Wednesday, May 06, 2009

There and Back Again [J. Mark English]

For the few of you avid readers of this blog, you might have noticed that the site has not been updated much since the fall of 2007. (Sarcasm?)

There are no good reasons why this site has not been updated on a regular basis.

Consider the site reopened. American Legends Blog 2.0 is up and running!

As editor of the site, I will reach out to writers who share different views and passions as they follow the world of sports.

The business that this site is affiliated with, American Legends, will keep sports cards and memorabilia collectors up to speed with the latest news in the industry. There will also be postings about any special sales that will be going on, and updates on fantastic collections that have been purchased.

Also, please join our Facebook fan page. Our hope is to build an online community of enthusiastic sport fans who want to be involved in the wonderful world of sports in a way that only the magic of the internet can provide.

There are millions of sports blogs available to anyone spending time online. This blog will not offer the false promise of being anything other then a group of fans who just want to share therir take on the sporting community. This site will not attempt to be a source of news, other then to help point readers to articles of interest from our point of view.

If we can find our way into your niche of sports blogs that you check on a regular basis, then we will do our best to keep the ideas on this site fresh, full of ideas, and a commitment to regular updates.

Should you have any suggestions, please do not hesitate to contact me via e-mail: JMEnglish@gmail.com.

Finally, over the past year, the New York Mets left my heart aching after two breakdowns in consecutive seasons, both occuring on the last day of the season. Sandwhiched between these collapses I felt the thrill of seeing the New York Giants win a Super Bowl in a unforgettable upset of the undefeated New England Patriots.

The Mets and the Giants have tempered my emotional reaction to sports. The bitterness of the Mets quickly gave way to the realities of life. In the same way, the Giants winning the Super Bowl did nothing to improve my own life, except give me an excuse to take a day off from work to see them in a parade.

The Philadelphia Phillies won a World Series, in a city that had not seen a sports championship since 1983. The city was jubliant in the glow of finally being champions again, but what did that do to ebb crime in the city of Brotherly Love?

The Detroit Red Wings won the Stanley Cup last spring. Did Lord Stanley bring jobs back to an ailing city, that has been ravaged by recession?

These questions are rhetorical.

Why do we care so much? Why, despite the economic downturn, are people still coming out to the parks? Okay, so Yankee Stadium isn't selling out the $2,500 seats, and attendence has been slipping across the board. But even on bad nights in New York, for example, the baseball attendence is still well above 30,000. Think about how much money is being spent on the nights that baseball is in town in New York. Shouldn't fans be saving that money?

Sports must have a deeper meaning if we are convinced to throw away our money. There must also be a certain madness of sports that is able to capitvate our emotional interests.
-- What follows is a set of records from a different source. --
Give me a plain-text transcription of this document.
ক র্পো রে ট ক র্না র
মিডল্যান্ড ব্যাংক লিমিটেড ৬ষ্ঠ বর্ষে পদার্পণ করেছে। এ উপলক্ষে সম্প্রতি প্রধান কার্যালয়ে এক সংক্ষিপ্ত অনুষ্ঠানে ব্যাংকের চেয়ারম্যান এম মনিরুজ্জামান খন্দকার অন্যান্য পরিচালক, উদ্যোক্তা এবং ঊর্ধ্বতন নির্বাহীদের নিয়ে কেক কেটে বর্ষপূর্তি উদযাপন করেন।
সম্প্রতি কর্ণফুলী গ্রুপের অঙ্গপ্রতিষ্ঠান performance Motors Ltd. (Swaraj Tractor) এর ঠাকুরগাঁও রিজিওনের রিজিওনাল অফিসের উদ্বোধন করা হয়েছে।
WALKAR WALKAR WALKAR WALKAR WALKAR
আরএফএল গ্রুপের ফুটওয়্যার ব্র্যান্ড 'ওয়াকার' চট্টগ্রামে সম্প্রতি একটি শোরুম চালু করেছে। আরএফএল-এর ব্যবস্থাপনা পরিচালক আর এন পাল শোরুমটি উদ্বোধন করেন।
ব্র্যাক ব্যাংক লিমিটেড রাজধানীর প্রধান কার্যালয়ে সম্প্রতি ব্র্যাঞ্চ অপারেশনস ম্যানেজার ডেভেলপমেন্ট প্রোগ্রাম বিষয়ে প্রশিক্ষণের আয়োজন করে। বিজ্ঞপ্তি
President Teddy Roosevelt described the "aurora" of athletes in this famous saying:

It is not the critic who counts; not the man who points out how the strong man stumbles, or where the doer of deeds could have done them better. The credit belongs to the man who is actually in the arena, whose face is marred by dust and sweat and blood; who strives valiantly; who errs, who comes short again and again, because there is no effort without error and shortcoming; but who does actually strive to do the deeds; who knows great enthusiasms, the great devotions; who spends himself in a worthy cause; who at the best knows in the end the triumph of high achievement, and who at the worst, if he fails, at least fails while daring greatly, so that his place shall never be with those cold and timid souls who neither know victory nor defeat.

Epictetus, the stoic Greek philosopher once observed about the ancient Olympics:

You would fain be victor at the Olympic games, you say. Yes, but weigh the conditions, weigh the consequences; then and then only, lay to your hand--if it be for your profit. You must live by rule, submit to diet, abstain from dainty meats, exercise your body perforce at stated hours, in heat or in cold; drink no cold water, nor, it may be, wine. In a word, you must surrender yourself wholly to your trainer, as though to a physician....
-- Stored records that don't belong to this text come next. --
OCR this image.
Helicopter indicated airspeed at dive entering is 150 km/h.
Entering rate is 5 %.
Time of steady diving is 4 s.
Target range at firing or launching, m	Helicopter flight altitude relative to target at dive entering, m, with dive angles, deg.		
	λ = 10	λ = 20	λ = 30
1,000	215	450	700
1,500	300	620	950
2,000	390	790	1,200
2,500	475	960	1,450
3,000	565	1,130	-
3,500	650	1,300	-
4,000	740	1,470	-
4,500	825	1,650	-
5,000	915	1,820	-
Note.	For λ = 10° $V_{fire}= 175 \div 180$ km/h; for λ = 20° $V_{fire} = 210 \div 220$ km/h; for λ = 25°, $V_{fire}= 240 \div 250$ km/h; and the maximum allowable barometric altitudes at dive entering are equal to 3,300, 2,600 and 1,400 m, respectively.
Weigh these things fully, and then, if you will, lay to your hand; if as the price of these things you would gain Freedom, Tranquillity, and passionless Serenity.
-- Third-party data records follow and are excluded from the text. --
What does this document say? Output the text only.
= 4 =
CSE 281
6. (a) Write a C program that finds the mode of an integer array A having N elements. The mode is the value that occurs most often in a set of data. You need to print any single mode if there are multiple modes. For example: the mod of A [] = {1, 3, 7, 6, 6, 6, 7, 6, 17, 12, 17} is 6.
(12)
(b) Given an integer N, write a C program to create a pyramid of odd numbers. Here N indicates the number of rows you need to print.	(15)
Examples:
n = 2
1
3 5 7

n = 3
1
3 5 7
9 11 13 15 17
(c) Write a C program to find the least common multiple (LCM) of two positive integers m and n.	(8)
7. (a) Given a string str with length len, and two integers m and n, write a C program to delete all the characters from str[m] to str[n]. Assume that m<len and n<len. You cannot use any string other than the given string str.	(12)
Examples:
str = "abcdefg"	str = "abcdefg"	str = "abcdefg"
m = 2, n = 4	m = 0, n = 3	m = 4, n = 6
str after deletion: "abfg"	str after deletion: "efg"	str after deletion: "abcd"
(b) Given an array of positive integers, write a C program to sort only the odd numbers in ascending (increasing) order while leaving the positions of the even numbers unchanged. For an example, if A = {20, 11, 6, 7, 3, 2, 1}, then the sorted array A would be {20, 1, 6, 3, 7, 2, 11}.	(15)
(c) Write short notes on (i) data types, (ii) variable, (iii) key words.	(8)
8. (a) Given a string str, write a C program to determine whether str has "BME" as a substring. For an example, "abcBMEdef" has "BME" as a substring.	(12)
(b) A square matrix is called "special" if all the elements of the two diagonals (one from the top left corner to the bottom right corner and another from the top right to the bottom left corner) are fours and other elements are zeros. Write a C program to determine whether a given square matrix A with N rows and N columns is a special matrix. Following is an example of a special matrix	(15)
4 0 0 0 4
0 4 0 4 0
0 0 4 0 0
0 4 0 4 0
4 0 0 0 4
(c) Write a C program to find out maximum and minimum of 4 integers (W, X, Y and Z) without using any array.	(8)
These two describe the boundless abilites of man The passive observer sees what he/she hoped they could be. Professional sports offers us a chance to live vicariously in a dream that we could not achieve.

Which is why we live for the zenith of sports, and suffer willingly through the heart wrenching losses. Even if the moment is fleeting, sports may give us the encouragement to step into our own arenas, and achieve our own dreams.